Today’s roboticists can’t suppress the robotness of their robots (blinking eyes click, mouths have gears behind them, walking on two legs is a challenge, etc). But perhaps such suppression shouldn’t even be the goal. Maybe the best possible humanoid robot of the future won’t be the one that fools people into thinking it is human, but instead the one that frankly presents itself as a mix of human and machine. That might be more ethical (because no problem of deception would arise), more interesting and more useful than an ersatz person.
Another justification for making humanlike robots, though, has nothing to do with how people would relate to them. Rather, the argument is that building artificial humans will yield insights into real ones. “Human-like robots, androids, can be a testbed for understanding humans,” Ishiguro said. “We are developing intelligent robots for understanding cognitive and neural science.”
I’m perplexed by this argument. You build a robot that behaves (in some way) just like a human (for example, another of Ishiguro’s projects, Erica, “the world’s most realistic android"). You can then explain, to the last detail, how the robot does what it does. But to claim that this elucidates how humans do the behavior, you have to assume that the robot and humans work in the same way.
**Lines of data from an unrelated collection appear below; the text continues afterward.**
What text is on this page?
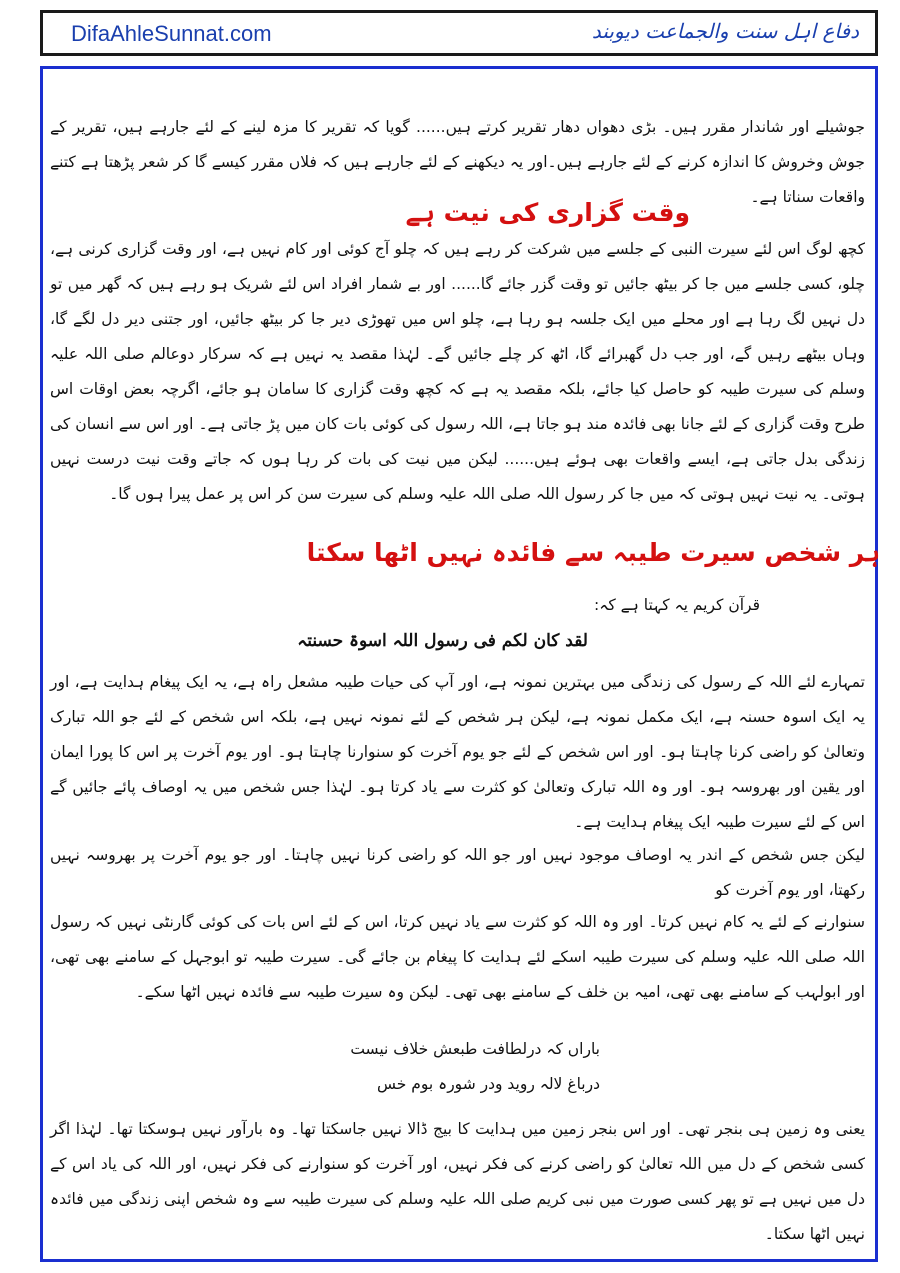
DifaAhleSunnat.com	دفاع اہل سنت والجماعت دیوبند
جوشیلے اور شاندار مقرر ہیں۔ بڑی دھواں دھار تقریر کرتے ہیں...... گویا کہ تقریر کا مزہ لینے کے لئے جارہے ہیں، تقریر کے جوش وخروش کا اندازہ کرنے کے لئے جارہے ہیں۔اور یہ دیکھنے کے لئے جارہے ہیں کہ فلاں مقرر کیسے گا کر شعر پڑھتا ہے کتنے واقعات سناتا ہے۔
وقت گزاری کی نیت ہے
کچھ لوگ اس لئے سیرت النبی کے جلسے میں شرکت کر رہے ہیں کہ چلو آج کوئی اور کام نہیں ہے، اور وقت گزاری کرنی ہے، چلو، کسی جلسے میں جا کر بیٹھ جائیں تو وقت گزر جائے گا...... اور بے شمار افراد اس لئے شریک ہو رہے ہیں کہ گھر میں تو دل نہیں لگ رہا ہے اور محلے میں ایک جلسہ ہو رہا ہے، چلو اس میں تھوڑی دیر جا کر بیٹھ جائیں، اور جتنی دیر دل لگے گا، وہاں بیٹھے رہیں گے، اور جب دل گھبرائے گا، اٹھ کر چلے جائیں گے۔ لہٰذا مقصد یہ نہیں ہے کہ سرکار دوعالم صلی اللہ علیہ وسلم کی سیرت طیبہ کو حاصل کیا جائے، بلکہ مقصد یہ ہے کہ کچھ وقت گزاری کا سامان ہو جائے، اگرچہ بعض اوقات اس طرح وقت گزاری کے لئے جانا بھی فائدہ مند ہو جاتا ہے، اللہ رسول کی کوئی بات کان میں پڑ جاتی ہے۔ اور اس سے انسان کی زندگی بدل جاتی ہے، ایسے واقعات بھی ہوئے ہیں...... لیکن میں نیت کی بات کر رہا ہوں کہ جاتے وقت نیت درست نہیں ہوتی۔ یہ نیت نہیں ہوتی کہ میں جا کر رسول اللہ صلی اللہ علیہ وسلم کی سیرت سن کر اس پر عمل پیرا ہوں گا۔
ہر شخص سیرت طیبہ سے فائدہ نہیں اٹھا سکتا
قرآن کریم یہ کہتا ہے کہ:
لقد کان لکم فی رسول اللہ اسوۃ حسنتہ
تمہارے لئے اللہ کے رسول کی زندگی میں بہترین نمونہ ہے، اور آپ کی حیات طیبہ مشعل راہ ہے، یہ ایک پیغام ہدایت ہے، اور یہ ایک اسوہ حسنہ ہے، ایک مکمل نمونہ ہے، لیکن ہر شخص کے لئے نمونہ نہیں ہے، بلکہ اس شخص کے لئے جو اللہ تبارک وتعالیٰ کو راضی کرنا چاہتا ہو۔ اور اس شخص کے لئے جو یوم آخرت کو سنوارنا چاہتا ہو۔ اور یوم آخرت پر اس کا پورا ایمان اور یقین اور بھروسہ ہو۔ اور وہ اللہ تبارک وتعالیٰ کو کثرت سے یاد کرتا ہو۔ لہٰذا جس شخص میں یہ اوصاف پائے جائیں گے اس کے لئے سیرت طیبہ ایک پیغام ہدایت ہے۔
لیکن جس شخص کے اندر یہ اوصاف موجود نہیں اور جو اللہ کو راضی کرنا نہیں چاہتا۔ اور جو یوم آخرت پر بھروسہ نہیں رکھتا، اور یوم آخرت کو
سنوارنے کے لئے یہ کام نہیں کرتا۔ اور وہ اللہ کو کثرت سے یاد نہیں کرتا، اس کے لئے اس بات کی کوئی گارنٹی نہیں کہ رسول اللہ صلی اللہ علیہ وسلم کی سیرت طیبہ اسکے لئے ہدایت کا پیغام بن جائے گی۔ سیرت طیبہ تو ابوجہل کے سامنے بھی تھی، اور ابولہب کے سامنے بھی تھی، امیہ بن خلف کے سامنے بھی تھی۔ لیکن وہ سیرت طیبہ سے فائدہ نہیں اٹھا سکے۔
باراں کہ درلطافت طبعش خلاف نیست
درباغ لالہ روید ودر شورہ بوم خس
یعنی وہ زمین ہی بنجر تھی۔ اور اس بنجر زمین میں ہدایت کا بیج ڈالا نہیں جاسکتا تھا۔ وہ بارآور نہیں ہوسکتا تھا۔ لہٰذا اگر کسی شخص کے دل میں اللہ تعالیٰ کو راضی کرنے کی فکر نہیں، اور آخرت کو سنوارنے کی فکر نہیں، اور اللہ کی یاد اس کے دل میں نہیں ہے تو پھر کسی صورت میں نبی کریم صلی اللہ علیہ وسلم کی سیرت طیبہ سے وہ شخص اپنی زندگی میں فائدہ نہیں اٹھا سکتا۔
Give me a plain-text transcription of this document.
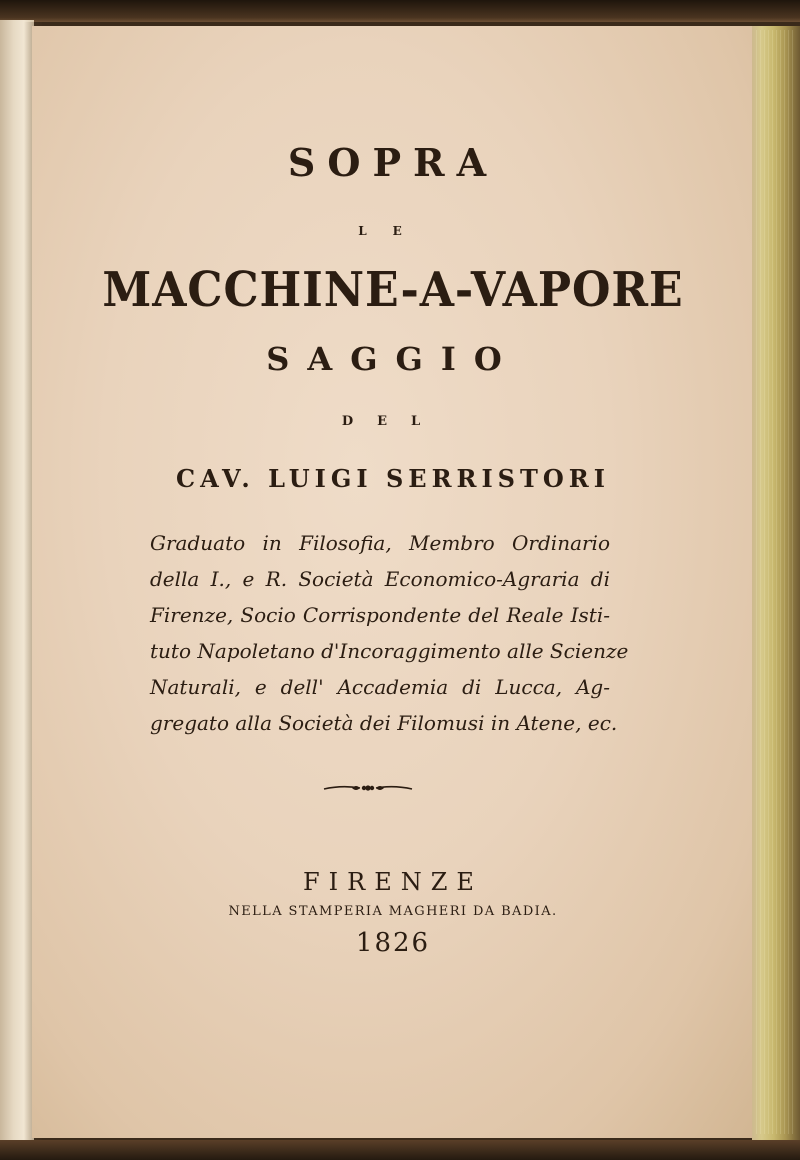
SOPRA
LE
MACCHINE-A-VAPORE
SAGGIO
DEL
CAV. LUIGI SERRISTORI
Graduato in Filosofia, Membro Ordinario
della I., e R. Società Economico-Agraria di
Firenze, Socio Corrispondente del Reale Isti-
tuto Napoletano d'Incoraggimento alle Scienze
Naturali, e dell' Accademia di Lucca, Ag-
gregato alla Società dei Filomusi in Atene, ec.
FIRENZE
NELLA STAMPERIA MAGHERI DA BADIA.
1826
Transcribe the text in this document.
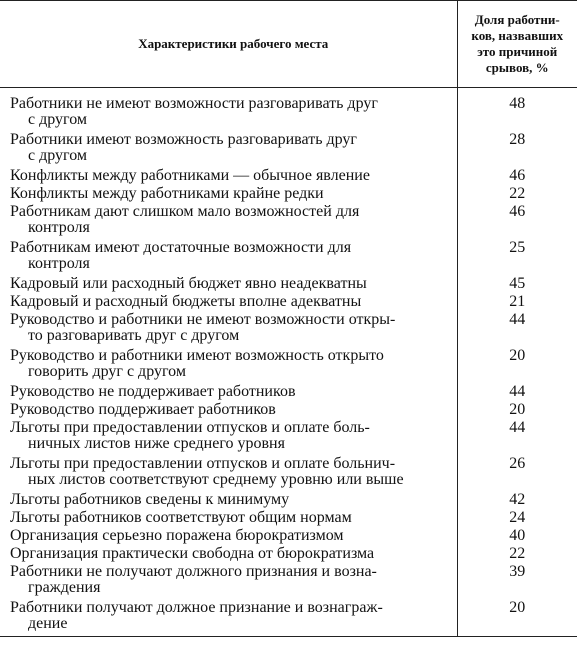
Характеристики рабочего места	Доля работни-
ков, назвавших
это причиной
срывов, %

Работники не имеют возможности разговаривать друг
с другом	48

Работники имеют возможность разговаривать друг
с другом	28

Конфликты между работниками — обычное явление	46

Конфликты между работниками крайне редки	22

Работникам дают слишком мало возможностей для
контроля	46

Работникам имеют достаточные возможности для
контроля	25

Кадровый или расходный бюджет явно неадекватны	45

Кадровый и расходный бюджеты вполне адекватны	21

Руководство и работники не имеют возможности откры-
то разговаривать друг с другом	44

Руководство и работники имеют возможность открыто
говорить друг с другом	20

Руководство не поддерживает работников	44

Руководство поддерживает работников	20

Льготы при предоставлении отпусков и оплате боль-
ничных листов ниже среднего уровня	44

Льготы при предоставлении отпусков и оплате больнич-
ных листов соответствуют среднему уровню или выше	26

Льготы работников сведены к минимуму	42

Льготы работников соответствуют общим нормам	24

Организация серьезно поражена бюрократизмом	40

Организация практически свободна от бюрократизма	22

Работники не получают должного признания и возна-
граждения	39

Работники получают должное признание и вознаграж-
дение	20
How do I know the machine’s consciousness is identical to the human kind?
Suppose, for instance, that I build a robot that appears to have consciousness. When I tear it down and explain each of its processes, I have shown you how to make a conscious machine. But how do I know the machine’s consciousness is identical to the human kind? We don’t know what consciousness is in people, and we can’t say X is the same as Y if I don’t know what X is.
So I remain unconvinced that the goal of human-like robots is worth pursuing. Not because it’s impossible (it may not be) but because humanity doesn’t seem to need them.
After all, suppose people really could create, some day, devices that perfectly mimic people — that are as touchy, unpredictable, unreliable and frustrating as our fellow homo sapiens. What would that gain us?
Decades ago the great SF writer Stanislaw Lem took up this question in his last novel, Fiasco. He thought the answer was clear:
it would be like finally building, after colossal expenditures and theoretical work, a factory for making spinach or artichokes that were capable of photosynthesis—like any plant—and which in no way differed from real spinach and artichokes except that they were inedible.
News and Updates
More on Police-Dog Robots: Last month the New York City Police Department announced that it was terminating its deal with Boston Dynamics to use the Spot “robot dog” device, for pretty much all the reasons I laid out in this newsletter last Spring. I haven’t spoken with anyone at Boston Dynamics about this, but if I had to guess how distressed they were about the decision, I would say “not very.”
Pepper, Past: Pepper, a slight, wasp-waisted shiny white robot with an ingratiating voice and a tablet screen on its chest, is no more. According to Reuters and Steve Crowe at The Robot Report, SoftBank, the robot’s maker, stopped producing it last year, after making about 27,000 since it launched in 2014. That means Pepper joins other social robots (Baxter, Jibo, Vector, Cosmo, Kuri) on the ash heap of history, at least for the moment. (I say “for the moment” because Jibo, Vector and Cosmo have had surprising after-lives after their original companies went under, with other firms stepping in to replace their defunct original creators. The dream of social robots isn’t easily killed off.)
In any event, Pepper’s demise is, I think, bad news for researchers in Human-Robot interaction, for whom Pepper was a popular platform. (A quick search of Google Scholar for “Pepper” and “robot”2 turns up more than 17,000 hits.)
I am sure this unidentified person has friends, family and acquaintances who recognized her in these photos. If interest in her identity were high enough, we media people would out her easily. But the people running this event didn’t release her name. I mention this because a lot of the robot information you see in your news feed is like this — the fruit of carefully curated press kits, “media events” and interviews supervised by PR people. Something to keep in mind as a consumer of news about robots.
This search excluded the term “sweet” in order to sieve out papers about a robot that harvests sweet peppers. This is why I prefer robots with funny names.